Lack of L1 capsid protein may, therefore, reflect abnormalities in transcription-factor pathways that could be responsible for the disturbed basal epithelial cell maturation.17 Moreover, Hasegawa et al20 and McMurray et al2 reported that because L1 capsid protein is also the major target of cellular immune responses, its loss at early stages of the transformation process may lead to ineffective stimulation of immune responses. Therefore, lack of L1 capsid protein may occur to reduce the cellular immune responses, thereby promoting further transformation of immature epithelial cells.

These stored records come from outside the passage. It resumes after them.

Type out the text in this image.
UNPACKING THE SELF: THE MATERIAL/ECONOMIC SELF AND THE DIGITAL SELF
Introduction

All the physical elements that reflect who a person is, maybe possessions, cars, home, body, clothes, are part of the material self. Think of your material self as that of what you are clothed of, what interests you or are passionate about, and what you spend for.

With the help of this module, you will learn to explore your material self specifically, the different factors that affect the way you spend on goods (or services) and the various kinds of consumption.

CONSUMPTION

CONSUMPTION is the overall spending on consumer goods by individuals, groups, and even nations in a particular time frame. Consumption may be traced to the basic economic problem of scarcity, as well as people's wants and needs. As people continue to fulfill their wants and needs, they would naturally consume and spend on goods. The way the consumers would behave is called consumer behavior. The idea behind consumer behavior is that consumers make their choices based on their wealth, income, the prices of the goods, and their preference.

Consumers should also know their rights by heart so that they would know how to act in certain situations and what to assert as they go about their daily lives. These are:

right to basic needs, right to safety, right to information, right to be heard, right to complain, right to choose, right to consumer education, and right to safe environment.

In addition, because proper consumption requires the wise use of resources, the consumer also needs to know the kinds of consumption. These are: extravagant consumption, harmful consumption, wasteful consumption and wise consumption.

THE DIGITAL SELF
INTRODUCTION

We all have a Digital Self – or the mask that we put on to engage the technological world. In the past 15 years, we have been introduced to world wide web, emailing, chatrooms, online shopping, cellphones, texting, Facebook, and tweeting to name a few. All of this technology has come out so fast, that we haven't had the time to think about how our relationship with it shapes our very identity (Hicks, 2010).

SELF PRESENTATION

The combination of L1 capsid protein and p16 immunostaining in LBC appears to be useful for an early diagnosis of precancerous lesions, because the L1/p16 expression status may be able to identify individuals at risk of lesion progression and may also be helpful for subsequent follow-up of patients. Clinically, LSIL cases with L1(+)/p16(+) and L1(−)/p16(+) patterns need strict follow-up with colposcopy and biopsy, because p16 positivity is a indicator of dysplastic lesions. LSIL cases with L1(−)/p16(−) pattern can be followed with a longer time interval than L1(+)/p16(−) cases, because the L1(−)/p16(−) pattern means that the lesion is in a latent and nondysplastic state. In contrast, L1(+)/p16(−) cases need follow-up within a short time interval, because this pattern means a productive and/or active form of HPV that may produce a dysplastic lesion in the near future.